ALTOONA, Iowa | A key Senate leader said Friday that Democrats had the votes to pass a state gas tax increase last session but that the bipartisan measure stalled due to lack of support among legislative Republicans.
Senate President Pam Jochum, D-Dubuque, told an Iowa Taxpayer Association forum “we had the votes lined up on our side” for a proposal to phase in a fuel tax boost of up 10 cents a gallon over several years, “but it just didn’t happen.”
Jochum said there was an agreement that there would have to be a proportional amount of bipartisan support – 14 Democrats and 13 Republicans in the Iowa Senate and 28 Republicans and 24 Democrats in the Iowa House – for a politically volatile issue like raising the state gas tax. She said Senate Democrats worked hard to get the votes to do that but there was not enough GOP support.
House Speaker Kraig Paulsen, R-Hiawatha, said it was his “understanding there wasn’t 26 votes in the Senate” where Democrats hold a 26-24 majority, but he dodged questions regarding where the vote count in a gas tax increase stood in the House, which is run by Republicans with a 53-47 majority.
“I’m not going to tell you my vote card, if that’s what you’re asking me for,” he said.
Paulsen said some of the revenue-raising ideas suggested by state transportation director Paul Trombino likely will get discussion next session but that a proposal to end an exemption for farmers on fuel they use to run their equipment likely would not advance. The ideas under study -- which include increased fees, tax swaps and other proposals – are designed to pump money into a "critical" infrastructure repair backlog the Iowa Department of Transportation estimates at $215 million a year.
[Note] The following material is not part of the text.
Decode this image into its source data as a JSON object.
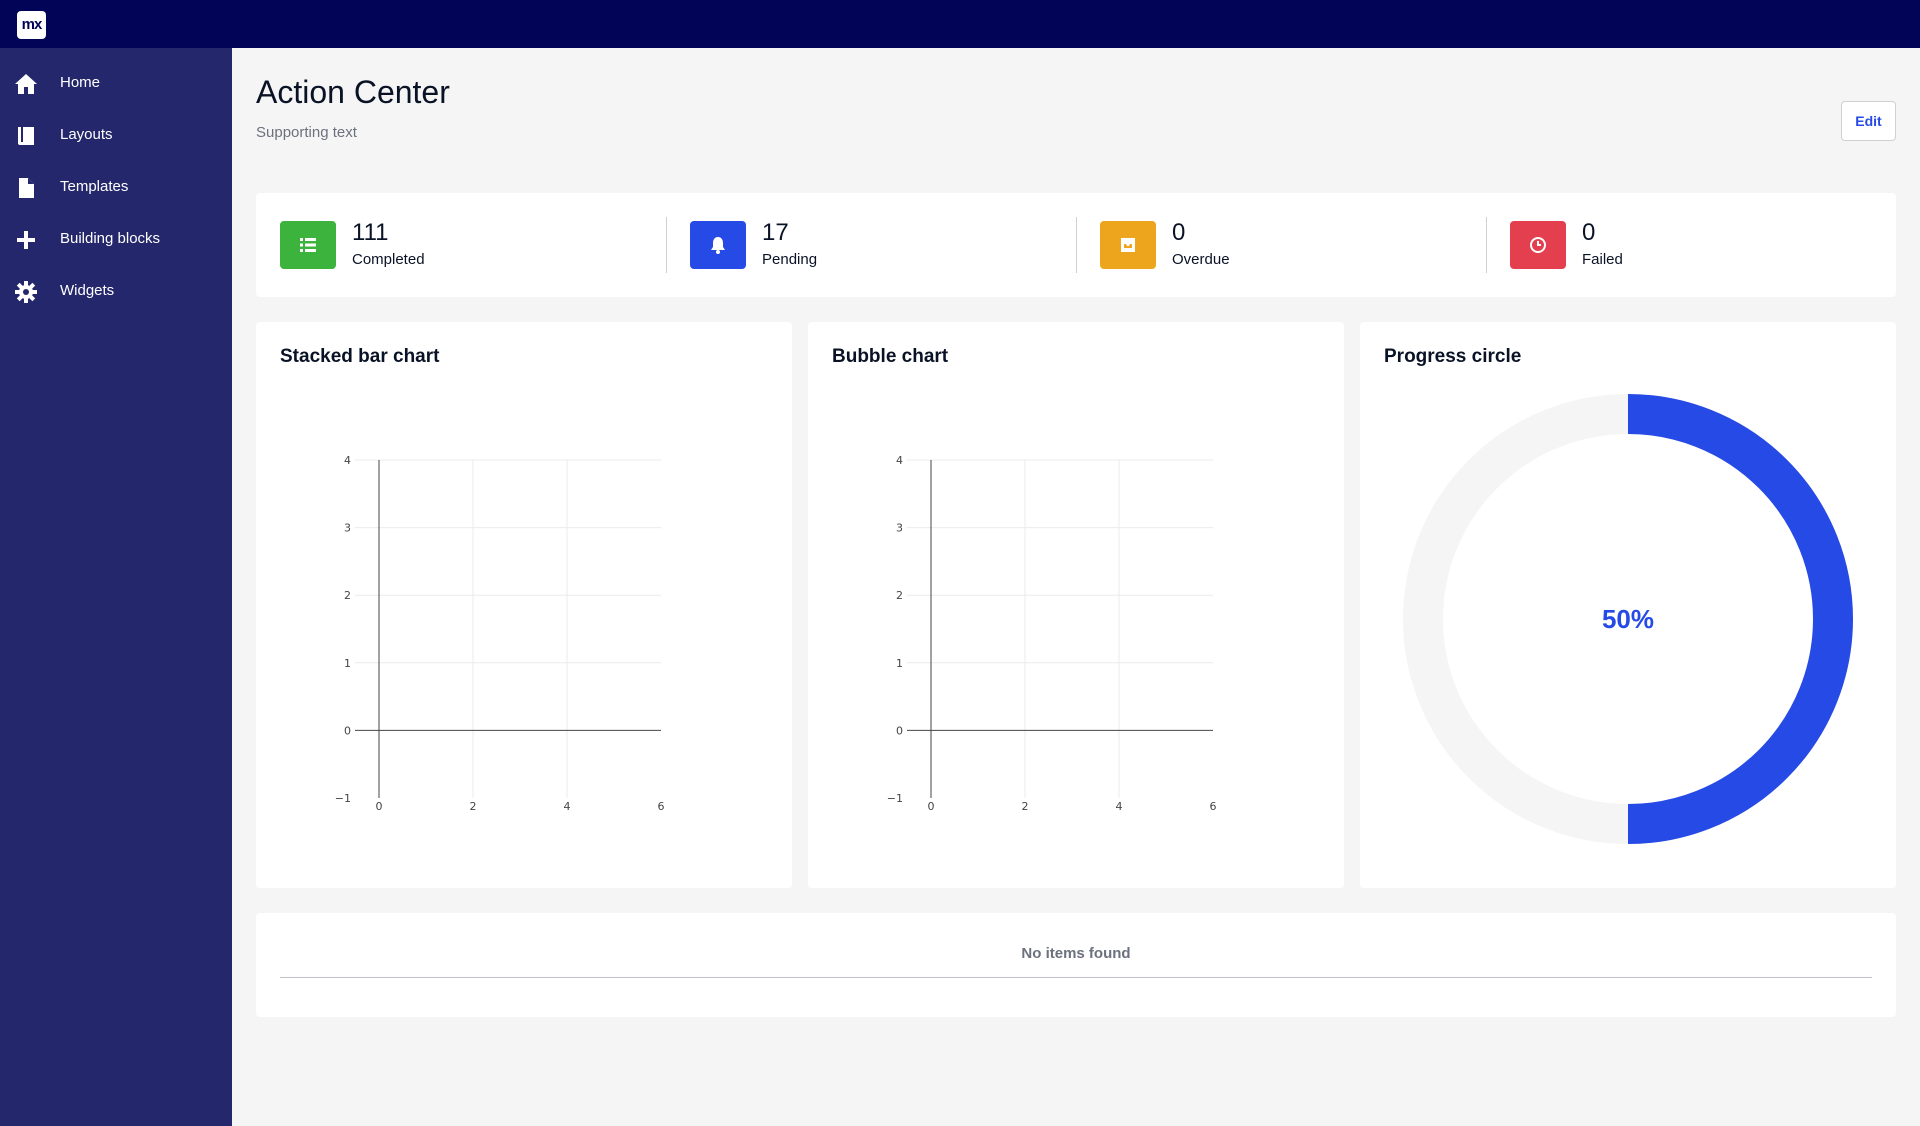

“There is no consensus at this point in time,” the House Speaker said.
On the income tax side, Paulsen told the taxpayer group he would welcome changes to cut personal income and corporate taxes for Iowans next session and advocated an idea backed by Gov. Terry Branstad to offer the option of a flat tax with limited deductions for taxpayers who did not want to stick with the current arrangement that allows federal taxes to be deducted on state returns.
“We think it’s time to do an income tax cut in the state of Iowa,” Paulsen said.
However, Jochum said corporate taxes aren’t on her agenda next session and Senate Republican “have never been fond of a flat tax” that is regressive, adding, “If we’re going to address income tax in this state, we really need to figure out how to reduce the amount of tax paid by middle-income families. They earn the least, but they pay the highest percent of their income in tax.”
Paulsen said he expects 2014 will be an “accelerated” session that takes initial steps to encourage jobs for returning veterans and expand broadband access, moves that set up additional action in 2015. He said last year’s session produced several “home runs” in property tax, health care and education reforms but that 2014 will be more about “singles or doubles.”
“We’ll get some good things done,” he said. “They probably won’t be as dramatic as what we got done last year. They will set things up for 2015.”